Essential oils can pack extraordinary benefits into a tiny amount of liquid. One powerful essential oil is derived from the chamomile flower, one of nature’s most healing plants. Chamomile, part of the Asteraceae family related to asters and daisies, exhibits numerous medicinal benefits when distilled into oil, most notably as an aid against inflammation and cancer.
The herb, whose name comes from a Greek term meaning “earth apple,” has been used for 5,000 years as a medicine. Now modern research is helping us understand how chamomile works. One of its best properties is its ability to combat inflammation, which is the source of most pain in the human body. Rather than simply treat the symptom by interfering with the body’s pain messages like pharmaceutical pills do, chamomile essential oils address the inflammation at the root cause of the suffering.
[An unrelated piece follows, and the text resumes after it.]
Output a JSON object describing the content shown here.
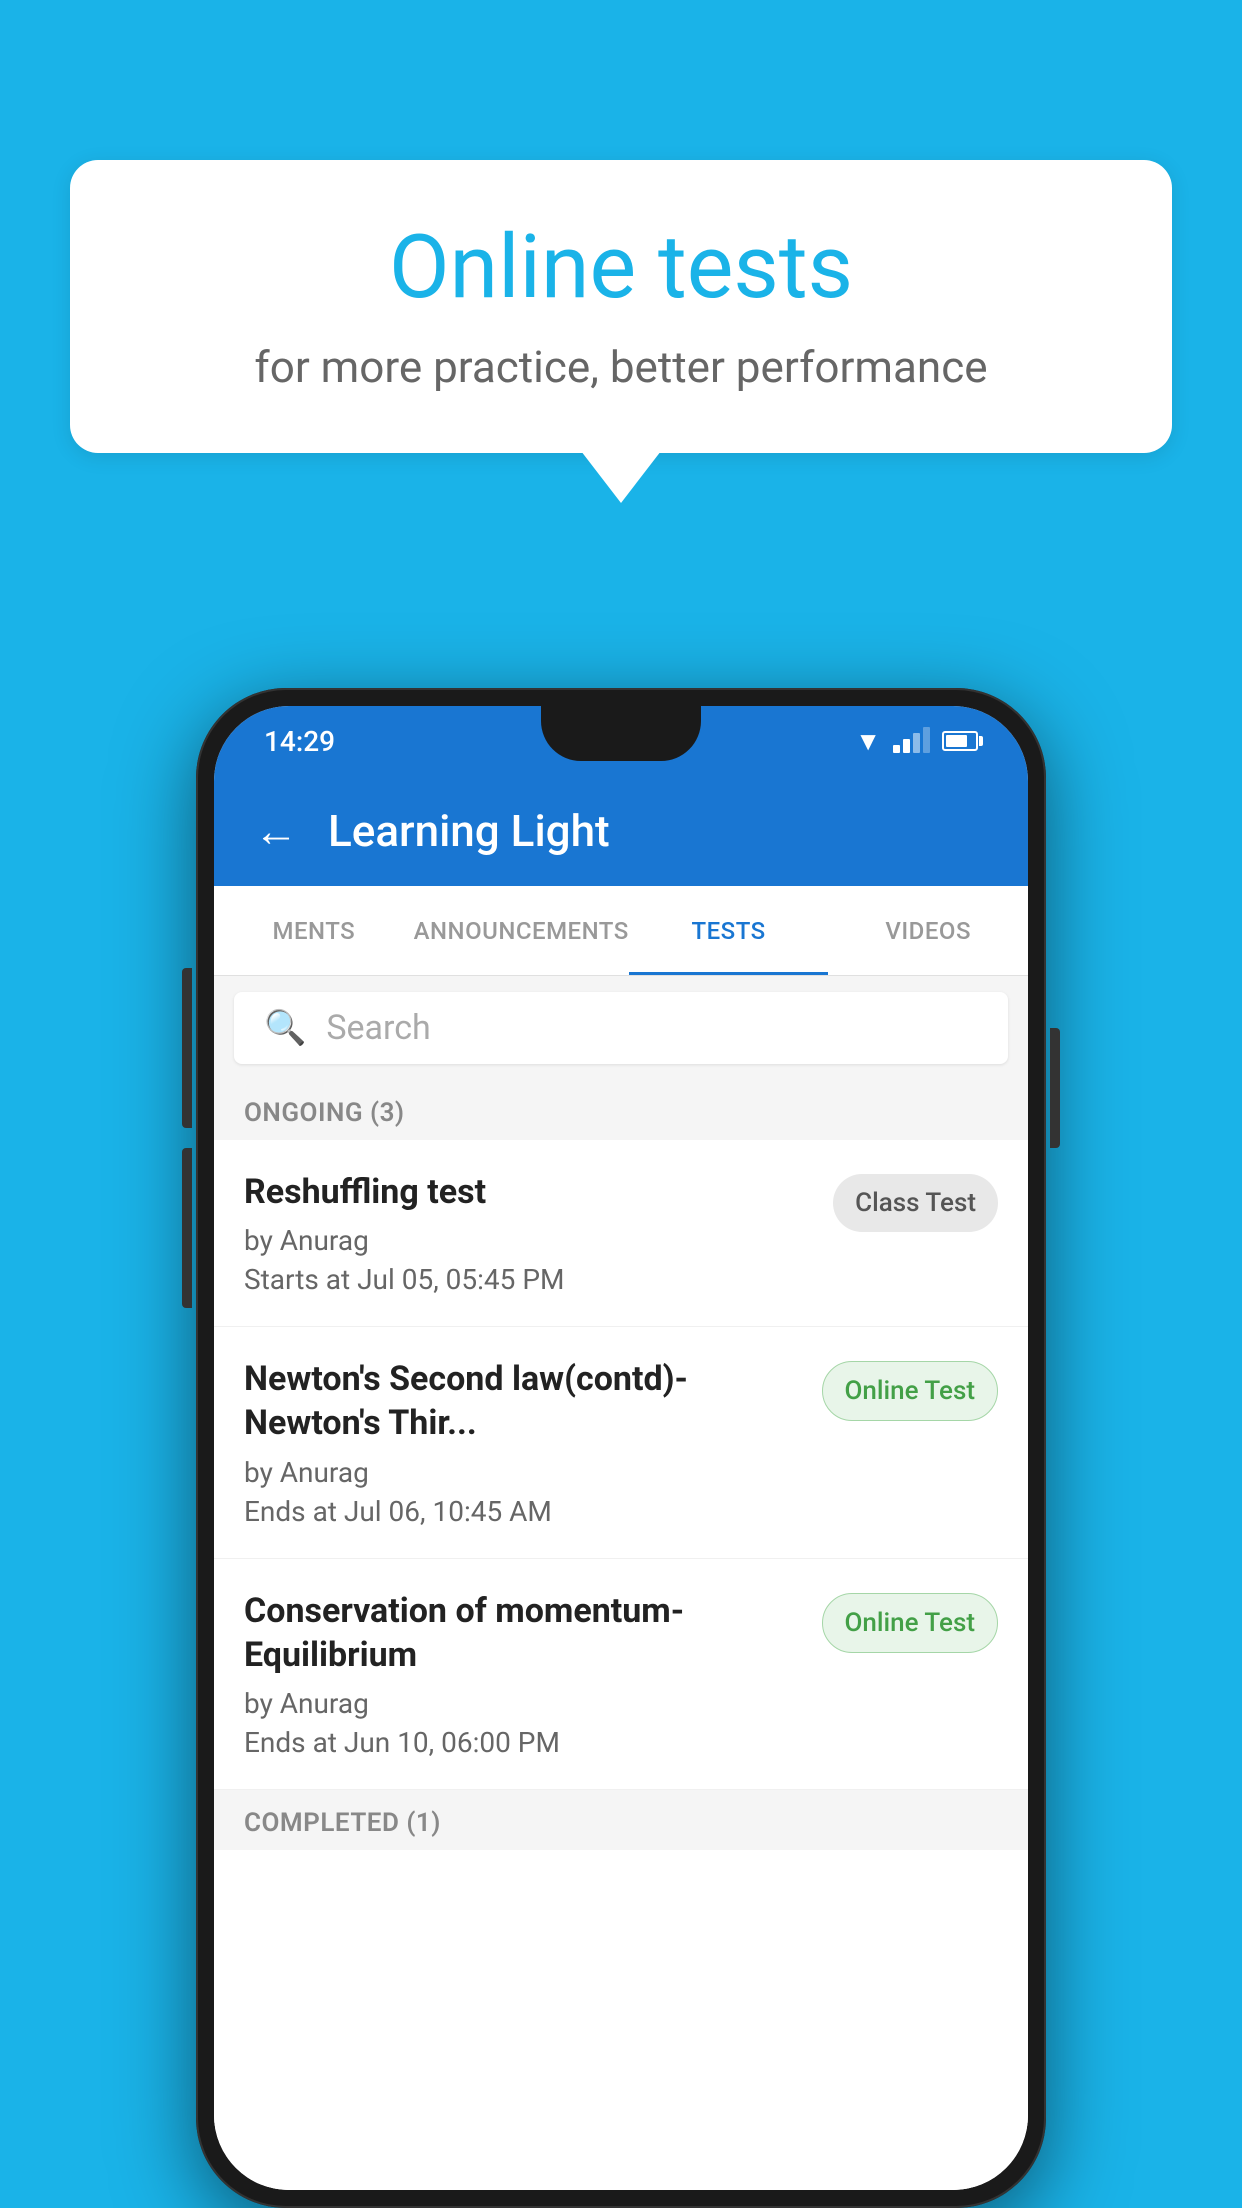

“They’re effective at reducing facial swelling, skin irritations, toothaches, pain from infections and underlying issues of inflammation,” writes naturopathic doctor Josh Axe. “This is the reason chamomile extract is commonly added to beauty products like facial or body lotions, toothpastes, and bath soaps.” It’s also useful for arthritis, injuries, back pain, fevers, pregnancy and post-partum pain, Dr. Axe notes.
The key to chamomile’s effectiveness lies in the volatile oils found in its flowers, including alpha-bisabolol, alpha-bisabolol oxides A & B, and matrici.
“A study in human volunteers demonstrated that chamomile flavonoids and essential oils penetrate below the skin surface into the deeper skin layers,” according to “Chamomile: A herbal medicine of the past with bright future,” a review of the herb published in Molecular Medicine Reports in 2010. “This is important for their use as topical antiphlogistic (anti-inflammatory) agents.”
Chamomile’s work doesn’t stop at pain reduction, however. It also shows promise as a useful remedy in the fight against cancer. “Inhibition of cancerous cells is believed to be due to chamomile’s antioxidants called apigenin, which are bioactive constituents that appear to help fight skin, prostate, breast and ovarian cancers,” writes Dr. Axe.
A study out of Ohio State University found that apigenin can stop breast cancer cells from reproducing and spreading. “In its relationship with a set of specific proteins, apigenin re-establishes the normal profile in cancer cells,” study co-leader Andrea Doseff said in a press release. “We think this can have great value clinically as a potential cancer-prevention strategy.”
The apigenin works by blocking a certain type of cell-splicing that cancer uses to reproduce itself. “By applying this nutrient, we can activate that killing machinery. The nutrient eliminated the splicing form that inhibited cell death,” Doseff said. “Thus, this suggests that when we eat healthfully, we are actually promoting more normal splice forms inside the cells in our bodies.”
Another study, published in the Journal of Agriculture and Food Chemistry, found that chamomile extracts can cause apoptosis, or self-destruction, in various types of cancer cells. “Exposure of chamomile extracts caused minimal growth inhibitory responses in normal cells, whereas a significant decrease in cell viability was observed in various human cancer cell lines,” the study states. “Chamomile exposure resulted in differential apoptosis in cancer cells but not in normal cells at similar doses.” More research is sure to broaden our understanding of this plant and its amazing healing properties.
Chamomile essential oil can be applied topically to the skin after being diluted in a carrier oil, or you can put it in a bath or bowl of steaming water to inhale its precious vapors. In addition to cancer and inflammation, the oil can be used for a host of other ailments, including anxiety, depression, allergies, muscle spasms, menstrual disorders, insomnia, skin problems, ulcers, wounds, gastrointestinal problems, arthritis and hemorrhoids. The herb can also be taken as a powder, a tincture or in a soothing cup of chamomile tea in the evening.